The text of the Protest appears to have survived largely through attribution to Athanasius of Alexandria. In the way of attestation Patriarch Photios I of Constantinople in his Bibliotheca is closer to the mark in ascribing it to Theodoret. Euthymios Zigabenos cites without naming an author, but Severus of Antioch in his Contra Impium Grammaticum quotes from with attribution to Eutherius of Tyana. (Both the latter authors are referring to chapter 20, which together with 21 may well constitute a slightly later addition by Eutherius to his original text).

The Protest (Antilogia) against those who advocate a suffering God (Theopaschism) is written in a clear and vigorous style using various rhetorical devices (formulae, punch-lines, diatribe, metaphor - e.g. in chapter 20, reaching a safe harbour after the risk of piracy) and attempting to expose the absurdity of his Alexandrian school opponents' arguments. He uses the terminology derived from Theodore of Mopsuestia and Nestorios, e.g. sunapheia. Minor incoherences (e.g. in referencing scriptural quotations) do not essentially compromise the high quality of his expression. Coherence, or rather the incoherence of the opposition's reasoning, is a recurring theme. Such qualities ensure that this work is no ordinary pamphlet.

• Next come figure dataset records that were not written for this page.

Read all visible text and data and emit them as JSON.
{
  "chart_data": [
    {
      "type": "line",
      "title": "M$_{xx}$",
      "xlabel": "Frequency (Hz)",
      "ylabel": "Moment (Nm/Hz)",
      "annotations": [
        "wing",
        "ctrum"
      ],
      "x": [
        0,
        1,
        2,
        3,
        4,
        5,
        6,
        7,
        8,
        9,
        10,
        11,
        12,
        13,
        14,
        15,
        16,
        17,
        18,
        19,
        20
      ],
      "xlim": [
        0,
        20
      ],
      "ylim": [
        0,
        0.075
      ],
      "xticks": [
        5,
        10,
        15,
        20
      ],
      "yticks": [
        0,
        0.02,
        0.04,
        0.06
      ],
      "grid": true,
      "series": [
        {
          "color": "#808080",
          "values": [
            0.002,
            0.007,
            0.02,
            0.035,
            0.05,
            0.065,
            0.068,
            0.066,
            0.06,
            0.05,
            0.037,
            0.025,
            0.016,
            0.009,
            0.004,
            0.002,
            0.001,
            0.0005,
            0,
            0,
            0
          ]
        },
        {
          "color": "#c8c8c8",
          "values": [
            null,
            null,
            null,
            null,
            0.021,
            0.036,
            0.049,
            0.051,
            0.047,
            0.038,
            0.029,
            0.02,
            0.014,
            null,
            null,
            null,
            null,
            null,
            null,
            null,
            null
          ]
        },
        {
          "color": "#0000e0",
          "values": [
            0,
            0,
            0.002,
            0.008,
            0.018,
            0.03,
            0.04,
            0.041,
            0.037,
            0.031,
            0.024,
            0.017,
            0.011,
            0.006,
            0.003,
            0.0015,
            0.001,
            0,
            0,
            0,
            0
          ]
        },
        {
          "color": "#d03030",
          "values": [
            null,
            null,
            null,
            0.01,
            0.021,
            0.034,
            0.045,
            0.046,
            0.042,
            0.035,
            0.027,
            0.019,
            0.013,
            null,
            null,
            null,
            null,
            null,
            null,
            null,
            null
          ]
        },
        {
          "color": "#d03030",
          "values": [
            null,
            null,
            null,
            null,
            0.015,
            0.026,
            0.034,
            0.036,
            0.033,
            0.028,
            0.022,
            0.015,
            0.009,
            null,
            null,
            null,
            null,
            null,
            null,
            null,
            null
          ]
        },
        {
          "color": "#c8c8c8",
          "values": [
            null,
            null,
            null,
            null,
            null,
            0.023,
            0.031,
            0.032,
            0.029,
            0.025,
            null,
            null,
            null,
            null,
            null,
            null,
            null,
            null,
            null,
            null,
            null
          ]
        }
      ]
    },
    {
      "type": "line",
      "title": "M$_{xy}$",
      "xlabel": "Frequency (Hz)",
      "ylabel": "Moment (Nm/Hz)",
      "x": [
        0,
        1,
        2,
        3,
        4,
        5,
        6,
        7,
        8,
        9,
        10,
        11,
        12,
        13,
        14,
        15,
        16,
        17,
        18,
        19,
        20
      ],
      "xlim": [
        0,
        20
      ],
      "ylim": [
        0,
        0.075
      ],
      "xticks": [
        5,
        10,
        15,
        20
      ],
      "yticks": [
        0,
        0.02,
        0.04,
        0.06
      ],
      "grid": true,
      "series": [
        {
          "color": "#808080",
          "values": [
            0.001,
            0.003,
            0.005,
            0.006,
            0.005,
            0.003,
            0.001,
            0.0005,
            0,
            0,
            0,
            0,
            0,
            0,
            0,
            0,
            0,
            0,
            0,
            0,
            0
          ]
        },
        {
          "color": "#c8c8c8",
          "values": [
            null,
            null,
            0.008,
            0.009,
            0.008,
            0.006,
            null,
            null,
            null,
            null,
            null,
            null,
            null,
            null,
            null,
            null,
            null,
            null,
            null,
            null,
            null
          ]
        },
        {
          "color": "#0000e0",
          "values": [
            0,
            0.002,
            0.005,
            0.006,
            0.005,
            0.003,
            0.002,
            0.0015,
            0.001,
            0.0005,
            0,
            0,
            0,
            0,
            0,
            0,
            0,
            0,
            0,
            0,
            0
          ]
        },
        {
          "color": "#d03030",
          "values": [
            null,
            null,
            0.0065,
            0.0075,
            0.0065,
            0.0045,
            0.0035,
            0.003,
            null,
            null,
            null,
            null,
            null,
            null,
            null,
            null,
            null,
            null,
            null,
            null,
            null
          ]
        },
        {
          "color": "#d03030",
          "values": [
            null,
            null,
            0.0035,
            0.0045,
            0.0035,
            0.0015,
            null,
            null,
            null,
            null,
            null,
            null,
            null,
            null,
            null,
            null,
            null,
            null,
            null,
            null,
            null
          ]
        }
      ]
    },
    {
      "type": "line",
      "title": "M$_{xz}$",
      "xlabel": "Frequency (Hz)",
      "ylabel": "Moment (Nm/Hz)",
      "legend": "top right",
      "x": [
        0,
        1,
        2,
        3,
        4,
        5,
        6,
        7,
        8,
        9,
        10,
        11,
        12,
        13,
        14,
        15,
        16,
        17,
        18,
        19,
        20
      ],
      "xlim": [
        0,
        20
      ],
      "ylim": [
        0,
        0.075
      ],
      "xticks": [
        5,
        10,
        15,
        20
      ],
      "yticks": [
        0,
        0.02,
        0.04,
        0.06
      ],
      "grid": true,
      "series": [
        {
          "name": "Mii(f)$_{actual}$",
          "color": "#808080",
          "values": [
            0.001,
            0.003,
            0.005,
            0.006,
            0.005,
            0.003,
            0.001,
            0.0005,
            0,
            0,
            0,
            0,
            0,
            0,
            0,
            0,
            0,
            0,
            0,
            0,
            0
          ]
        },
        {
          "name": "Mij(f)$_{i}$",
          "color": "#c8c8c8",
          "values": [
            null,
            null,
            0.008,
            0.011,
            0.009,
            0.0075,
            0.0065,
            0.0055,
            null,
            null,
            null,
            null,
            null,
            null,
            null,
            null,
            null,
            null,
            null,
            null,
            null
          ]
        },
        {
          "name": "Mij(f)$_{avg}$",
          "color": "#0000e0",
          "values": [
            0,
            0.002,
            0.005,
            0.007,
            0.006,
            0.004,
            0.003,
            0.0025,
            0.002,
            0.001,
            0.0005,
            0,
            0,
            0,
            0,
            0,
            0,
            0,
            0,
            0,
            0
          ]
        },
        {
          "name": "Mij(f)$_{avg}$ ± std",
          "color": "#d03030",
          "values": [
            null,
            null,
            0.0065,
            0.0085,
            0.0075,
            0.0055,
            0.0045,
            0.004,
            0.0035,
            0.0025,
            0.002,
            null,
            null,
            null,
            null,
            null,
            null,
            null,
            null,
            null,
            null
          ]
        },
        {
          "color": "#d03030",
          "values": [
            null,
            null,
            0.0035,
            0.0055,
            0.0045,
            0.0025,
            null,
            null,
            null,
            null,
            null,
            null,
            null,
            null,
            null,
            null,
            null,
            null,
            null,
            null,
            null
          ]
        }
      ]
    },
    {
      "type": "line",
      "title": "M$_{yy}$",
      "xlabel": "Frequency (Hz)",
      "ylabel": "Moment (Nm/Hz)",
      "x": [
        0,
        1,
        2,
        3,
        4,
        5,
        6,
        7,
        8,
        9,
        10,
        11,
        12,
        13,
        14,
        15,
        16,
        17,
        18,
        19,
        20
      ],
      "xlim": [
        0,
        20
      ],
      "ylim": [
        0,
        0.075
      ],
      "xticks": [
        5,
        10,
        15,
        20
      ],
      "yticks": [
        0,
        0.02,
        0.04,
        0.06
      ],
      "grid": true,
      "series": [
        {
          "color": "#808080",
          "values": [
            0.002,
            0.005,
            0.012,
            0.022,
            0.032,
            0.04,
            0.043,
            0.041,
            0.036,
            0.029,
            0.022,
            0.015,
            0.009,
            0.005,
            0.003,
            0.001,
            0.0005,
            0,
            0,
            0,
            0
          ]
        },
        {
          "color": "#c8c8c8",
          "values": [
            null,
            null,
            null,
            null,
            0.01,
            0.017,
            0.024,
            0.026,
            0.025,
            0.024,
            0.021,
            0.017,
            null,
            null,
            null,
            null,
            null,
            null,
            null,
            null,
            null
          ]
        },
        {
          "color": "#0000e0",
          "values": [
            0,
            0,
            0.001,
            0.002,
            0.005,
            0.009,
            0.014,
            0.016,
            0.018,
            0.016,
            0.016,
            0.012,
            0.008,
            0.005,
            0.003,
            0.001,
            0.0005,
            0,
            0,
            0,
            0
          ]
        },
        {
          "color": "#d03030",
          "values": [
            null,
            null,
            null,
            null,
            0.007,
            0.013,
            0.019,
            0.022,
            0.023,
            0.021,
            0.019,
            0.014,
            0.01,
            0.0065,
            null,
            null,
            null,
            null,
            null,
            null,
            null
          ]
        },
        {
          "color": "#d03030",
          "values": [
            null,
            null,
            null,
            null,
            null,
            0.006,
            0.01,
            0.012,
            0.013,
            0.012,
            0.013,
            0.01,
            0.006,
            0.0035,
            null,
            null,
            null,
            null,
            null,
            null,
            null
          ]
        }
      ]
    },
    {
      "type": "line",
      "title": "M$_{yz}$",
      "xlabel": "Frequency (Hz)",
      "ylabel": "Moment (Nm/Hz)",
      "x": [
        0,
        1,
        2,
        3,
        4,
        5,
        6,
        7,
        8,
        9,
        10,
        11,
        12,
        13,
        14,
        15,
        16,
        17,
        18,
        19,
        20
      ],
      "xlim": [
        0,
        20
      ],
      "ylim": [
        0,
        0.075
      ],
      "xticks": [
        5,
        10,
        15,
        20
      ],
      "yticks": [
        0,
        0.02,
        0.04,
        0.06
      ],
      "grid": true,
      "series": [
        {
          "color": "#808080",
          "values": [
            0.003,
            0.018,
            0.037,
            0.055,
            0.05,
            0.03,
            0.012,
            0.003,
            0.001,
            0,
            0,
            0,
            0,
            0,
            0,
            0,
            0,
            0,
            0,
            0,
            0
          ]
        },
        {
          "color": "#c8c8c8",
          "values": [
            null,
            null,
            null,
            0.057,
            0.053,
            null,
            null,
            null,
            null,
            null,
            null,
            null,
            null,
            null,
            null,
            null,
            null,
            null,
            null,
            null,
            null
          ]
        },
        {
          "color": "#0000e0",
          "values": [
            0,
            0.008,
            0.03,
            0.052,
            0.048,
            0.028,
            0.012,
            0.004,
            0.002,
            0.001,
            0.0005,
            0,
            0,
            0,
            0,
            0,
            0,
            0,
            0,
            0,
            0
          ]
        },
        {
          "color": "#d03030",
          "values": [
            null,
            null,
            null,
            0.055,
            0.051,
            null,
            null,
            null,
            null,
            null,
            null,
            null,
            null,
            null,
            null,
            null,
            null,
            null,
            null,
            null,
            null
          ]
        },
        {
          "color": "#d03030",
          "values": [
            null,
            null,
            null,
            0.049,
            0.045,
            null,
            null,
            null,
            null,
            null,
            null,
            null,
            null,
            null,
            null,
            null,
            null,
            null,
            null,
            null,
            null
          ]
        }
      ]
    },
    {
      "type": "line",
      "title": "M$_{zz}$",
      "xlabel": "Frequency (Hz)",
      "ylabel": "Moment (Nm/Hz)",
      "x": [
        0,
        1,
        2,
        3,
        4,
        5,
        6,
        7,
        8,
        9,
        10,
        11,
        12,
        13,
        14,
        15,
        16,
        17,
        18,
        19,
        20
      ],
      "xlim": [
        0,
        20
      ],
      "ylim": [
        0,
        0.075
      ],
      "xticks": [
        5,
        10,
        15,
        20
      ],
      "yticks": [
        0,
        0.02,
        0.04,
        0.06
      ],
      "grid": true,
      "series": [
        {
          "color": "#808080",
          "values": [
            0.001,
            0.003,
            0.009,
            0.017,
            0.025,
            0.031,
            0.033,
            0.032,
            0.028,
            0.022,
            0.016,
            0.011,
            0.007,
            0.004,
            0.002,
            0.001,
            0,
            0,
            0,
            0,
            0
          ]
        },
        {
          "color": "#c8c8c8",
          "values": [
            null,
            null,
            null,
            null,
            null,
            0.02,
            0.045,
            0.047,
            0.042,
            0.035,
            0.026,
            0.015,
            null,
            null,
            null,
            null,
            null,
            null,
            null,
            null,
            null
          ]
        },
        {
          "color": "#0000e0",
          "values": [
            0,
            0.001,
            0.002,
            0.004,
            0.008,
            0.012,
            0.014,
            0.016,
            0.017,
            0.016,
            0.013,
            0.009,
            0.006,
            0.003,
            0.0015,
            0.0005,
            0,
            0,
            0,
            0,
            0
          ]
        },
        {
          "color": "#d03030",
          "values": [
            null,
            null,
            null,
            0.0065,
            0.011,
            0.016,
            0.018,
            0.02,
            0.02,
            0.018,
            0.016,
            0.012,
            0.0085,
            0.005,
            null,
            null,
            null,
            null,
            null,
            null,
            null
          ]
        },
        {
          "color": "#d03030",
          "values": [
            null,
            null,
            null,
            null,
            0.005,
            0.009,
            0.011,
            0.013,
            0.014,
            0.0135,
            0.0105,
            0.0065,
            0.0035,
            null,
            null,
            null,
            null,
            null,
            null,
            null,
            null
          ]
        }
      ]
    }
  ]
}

Eutherius' attitude to the Jews is interesting: like John Chrysostom, he rejects Judaism and he reproaches Jews for failing to discern the signs of divinity performed by Christ, but this very ignorance clears them of the charge of deicide, and in any case, he states that Christ has pronounced forgiveness.

Eutherius' other surviving work consists of five letters preserved in Latin in the Collectio Casinensis (Letters 162, 163, 204, 205, 291), 4 addressed to fellow Antiochene theologian bishops, John of Antioch, Helladius of Tarsus, Alexander of Hierapolis together with Theodoret of Cyrrhus, Alexander of Hierapolis individually, and one to Pope Sixtus III in Rome.